On 10 July 1934, HRH the Prince of Wales visited the building under construction. The college was formally opened on 10 December 1935 by the Duke of York (later George VI).

During the Second World War, trenches were dug in the sports ground and special courses were run in fuel efficiency, economical bread production and the making of wartime gym shoes. The iron railings at the front (which had cost £600) were almost all lost to the War effort and the nation's need for scrap iron for a paltry £30. The college never closed during this time and after the heavy bombing in November 1940, hundreds of homeless citizens were housed at the college. A number of bombs were dropped on the building, but it escaped with little damage.

The Council for the Encouragement of Music and the Arts used the Theatre through the War Years to entertain the public with concerts and other events.

After the war, the college or Butts Theatre entered something of a golden age. The archive shows how well it was used, not only by community groups, but also as a professional venue. It was home to the Midland Theatre Company – the first funded (and well-supported) "Rep". The Midland Theatre Company went on to become the repertory company at the Belgrade.

Workers at car factories like Morris Motors organised amateur play performances; arts societies organised drama competitions; musical theatre societies thrived; dance companies and schools used it well, as did of course students studying at the college. The theatre is mentioned in "The Art of Coarse Acting" from when it was home to several drama festivals. Some of the city's biggest stars began their careers at the theatre; most importantly, thousands of young people had their first taste of performance there, which explains the passionate nostalgia for a bygone age and support for a vibrant future.

The theatre underwent major refurbishment in the late 1980s with the construction of a counterweight flying frame and powered flying winches as well as a major electrical rewire of the stage lighting, financed by Coventry City Council. But then the future of the building as a theatre came under significant threat during the 1990s.

As Carol Bloxham notes, in her 2008 history of the college, the Technical College faced acute financial pressures, attributed to the inability of College Management to manage the budget that was handed to them when colleges were taken out of local authority control. When in 1991 it came to light that the Technical College had lost somewhere in the region of £3 million in its accounts, the Principal, John Temple, who had been in office since 1984, resigned along with members of the senior management team. Keith Wood, then Theatre Manager, fought a determined battle, strongly supported by local amateur groups, to prevent the theatre from conversion to premises to house "new-fangled" computer suites. Although Arts Council England awarded a substantial lottery grant in 1997 (£365,000) for the "Refurbishment of Community Theatre" the threat to the theatre's survival was real and constant.

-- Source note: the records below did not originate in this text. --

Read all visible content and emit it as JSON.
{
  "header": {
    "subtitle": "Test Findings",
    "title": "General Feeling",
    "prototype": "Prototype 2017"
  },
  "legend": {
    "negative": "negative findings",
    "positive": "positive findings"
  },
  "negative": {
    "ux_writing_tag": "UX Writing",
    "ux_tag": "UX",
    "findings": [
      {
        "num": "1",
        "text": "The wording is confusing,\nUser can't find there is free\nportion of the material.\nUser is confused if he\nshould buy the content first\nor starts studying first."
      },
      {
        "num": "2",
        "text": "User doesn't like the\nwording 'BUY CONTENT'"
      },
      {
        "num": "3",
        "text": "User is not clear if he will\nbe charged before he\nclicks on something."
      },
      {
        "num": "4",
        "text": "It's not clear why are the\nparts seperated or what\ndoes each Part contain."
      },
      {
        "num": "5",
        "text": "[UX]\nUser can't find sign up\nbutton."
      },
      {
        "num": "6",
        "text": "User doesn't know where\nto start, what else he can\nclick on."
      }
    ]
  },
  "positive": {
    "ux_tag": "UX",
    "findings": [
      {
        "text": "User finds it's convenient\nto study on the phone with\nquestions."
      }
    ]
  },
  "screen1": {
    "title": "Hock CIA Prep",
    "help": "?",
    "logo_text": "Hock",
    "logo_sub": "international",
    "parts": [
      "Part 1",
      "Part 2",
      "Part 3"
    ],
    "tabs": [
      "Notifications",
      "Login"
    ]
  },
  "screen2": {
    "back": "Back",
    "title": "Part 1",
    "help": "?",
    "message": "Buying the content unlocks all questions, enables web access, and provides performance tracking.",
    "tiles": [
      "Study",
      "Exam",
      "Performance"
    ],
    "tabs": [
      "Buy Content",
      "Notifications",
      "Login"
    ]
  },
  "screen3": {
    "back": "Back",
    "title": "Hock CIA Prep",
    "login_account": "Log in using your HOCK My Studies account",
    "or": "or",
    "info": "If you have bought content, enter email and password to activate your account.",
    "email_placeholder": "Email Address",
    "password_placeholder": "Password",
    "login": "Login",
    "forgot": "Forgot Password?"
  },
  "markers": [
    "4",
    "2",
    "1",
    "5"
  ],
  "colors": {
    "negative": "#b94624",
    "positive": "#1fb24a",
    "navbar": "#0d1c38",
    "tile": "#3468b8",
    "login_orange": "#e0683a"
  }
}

The passion of the campaign to save it, led by Alan Biddle and Coventry Musical Theatre Consortium, persuaded the City Council to impose a "Section 106" planning condition when the college building was finally sold to developers that aimed to ensure the theatre would be saved for the community. When Coventry Technical College – then known as City College – moved its final students across the city at the end of 2008 the theatre closed its doors and went dark.

THE BIRTH OF THE ALBANY THEATRE

The S106 required the site's new owners (and successors in title) to establish "the Butts Theatre Trust" (a charitable trust that would operate the re-opened Theatre) "as soon as is reasonably practical" following the appointment of a "Theatre Development Manager".

Once established, the Trust set about bringing the theatre building back to life. Allowed access in June 2012, a small army of volunteers (many who had been involved in the campaign to save the theatre) planned and carried out restitution, repairs and developments. An estimated £100,000 of time and donated materials, supported by residual grant funding of around £50,000 from Coventry City Council, led to a formal re-opening of the auditorium on 1 February 2013.

For over 12 months, the theatre was entirely volunteer-led and managed. A full-time, paid Theatre manager was employed in June 2014.